Bullying: The Worst Part is They Should’ve Known

· August 25, 2018

Netflix recently released a series that raised huge controversy. I’m talking about “13 Reasons Why“. This series is based on a book written by Jay Asher that deals with bullying. However, we all know that literature seldom raises passions the way audiovisual content does, so this series has made people get interested in the original story. This story takes place in the United States. It mainly unfolds in a high school. It starts with a teenager finding a shoe box with 7 recorded tapes inside. What this story tells goes great with the title of this article: they should’ve known.

“You don’t know what goes on in anyone’s life but your own.”

-Hannah Baker – 13 Reasons Why

Each one of those tapes has recordings explaining the reasons why a high school student committed suicide, 13 reasons in total. This story spares nothing when it comes to portraying how someone might seem totally okay when they really aren’t, keeping all of their suffering bottled up inside, hidden from people who could help.

Black and white portrait of a girl crying.

Becoming self-aware

Finding tragic stories everywhere isn’t uncommon anymore. A teenager committed suicide because they weren’t able to deal with their suffering. This is the last thing one expects, a teenager giving up on life being so young, when they could’ve done whatever they wanted and lived as many experiences as they wished.


Not only those who make people suffer hide their actions, the people who suffer do it too. They don’t want to make people worried, they don’t want to seem weak, so they choose to suffer in silence. They’re scared about people finding out because they don’t want to make the situation worse. And that’s the thing about bullying. For some reason, it makes you scared to speak up.

“Bullies are always to be found where there are cowards.”

-Mahatma Ghandi-

In many other cases, when they dare to talk to adults and tell them what’s going on, they get answers trying to “normalize” what’s happening to them. Adults might say “There are other things worse than bullying”, “I’m sure you’ve done that too”, or even “Don’t you know how to defend yourself?” Some parents might just choose to change them to a different school. They think that, if they leave the bullies behind, their problems are going to be over. What they don’t see is that they’re simply ignoring their children’s experiences when looking for an easy way out. This might just be the beginning of they should’ve known.

Sometimes, it’s not the direct effect that bullying, abuse, or aggression have but the scars they leave behind. Victims feel like the world is uncontrollable, that there are threats they can do nothing about. They often put themselves down when comparing themselves to other people their age. Feeling like they’re a joke and that no one takes them seriously is common for them as well. The parents’ role in a teenager’s life is essential so they don’t feel alone. 

Sad boy sitting on a swing.

Bullies justify their actions claiming they didn’t know, but the thing is they should have

The parents of kids who harm others don’t really know what goes on either. These parents wouldn’t believe that their child, who they love so much, could hurt anyone. They still see them as the innocent child they once were. However, they ignore something greatly important: some kids could even be worse than some adults.
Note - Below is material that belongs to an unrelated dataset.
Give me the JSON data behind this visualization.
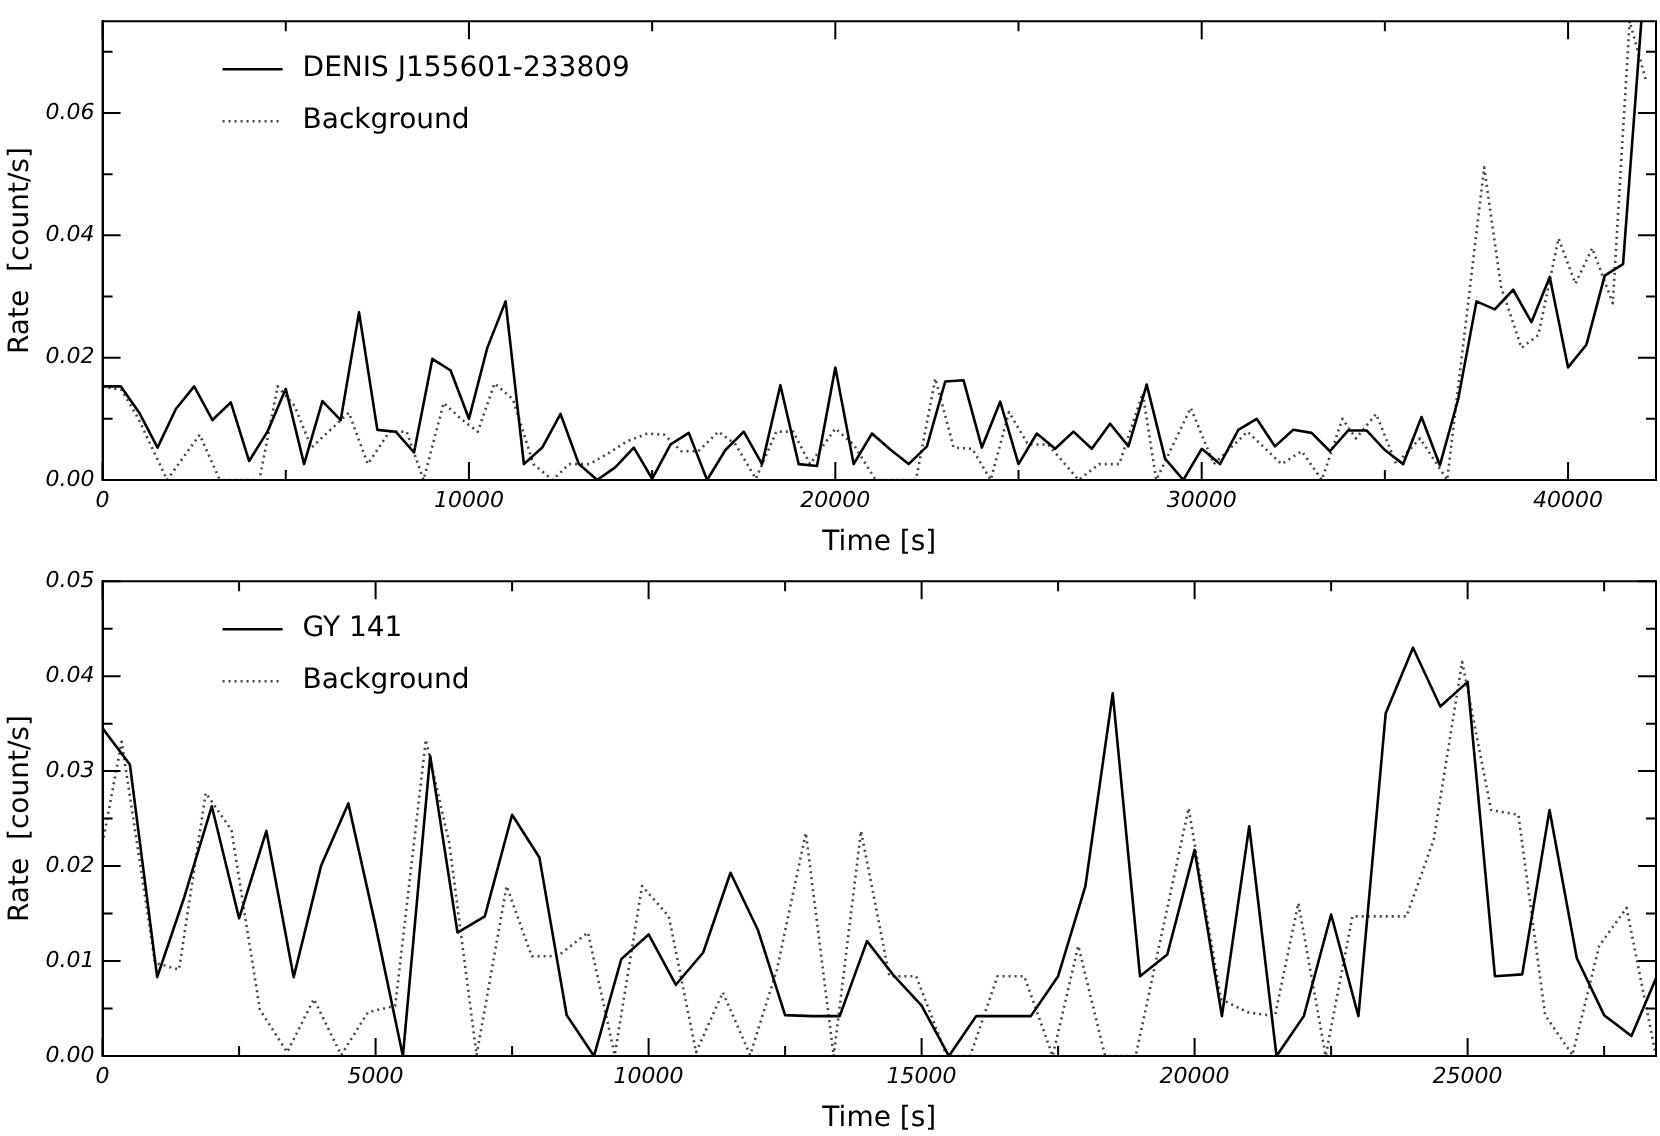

Maybe they sense it, perhaps they’ve noticed their behavior or they’ve heard one of their classmates talk about them. Some parents might even know the things their kid has done but they do nothing about it. They think their child might not be a role model, but that doesn’t mean they’re bad. What they do is justify their actions by saying they’re just having fun, that other kids just like to criticize and that they also did those things when they were young.

People who think like that rarely ever ask their old victims how they handled the abuse and humiliation. Those who don’t hurt others but instead laugh at the victims don’t notice that they hurt them too. It’s as if what happens when you’re a child, stays in childhood. What abusers don’t realize is that their actions leave their victims feeling scarred for life. Some of them might get chills when remembering those horrible moments. The effects linger until adulthood. Victims still wait for apologies, for their bullies to explain why they did what they did.

Now, when the parents of bullies used to bully as well, there’s a higher chance for behavior to be controlled. We learn lessons growing up, we start realizing our mistakes, and we don’t want our kids to do the same. When a parent realizes their kid might have started bullying other people, they’ll see themselves reflected in them, making them feel like they failed as a parent. However, this is what will make them take action and take desperate actions, if necessary.

Abusers don’t see how bullying can affect someone so much to the point they’d want to take their own life. Sadly, this is more common than we think and, when it does happen, aggressors just say “Well, I didn’t know that could happen”, as if that could take away part of their responsibility. The truth is, it’s still their responsibility, and saying they didn’t know doesn’t change a thing, because, at the end of the day, they should have known.

“I was bullied quite a lot when I was growing up in my Peking Opera School. I allowed myself to be bullied because I was scared and didn’t know how to defend myself. I was bullied until I prevented a new student from being bullied. By standing up for him, I learned to stand up for myself.”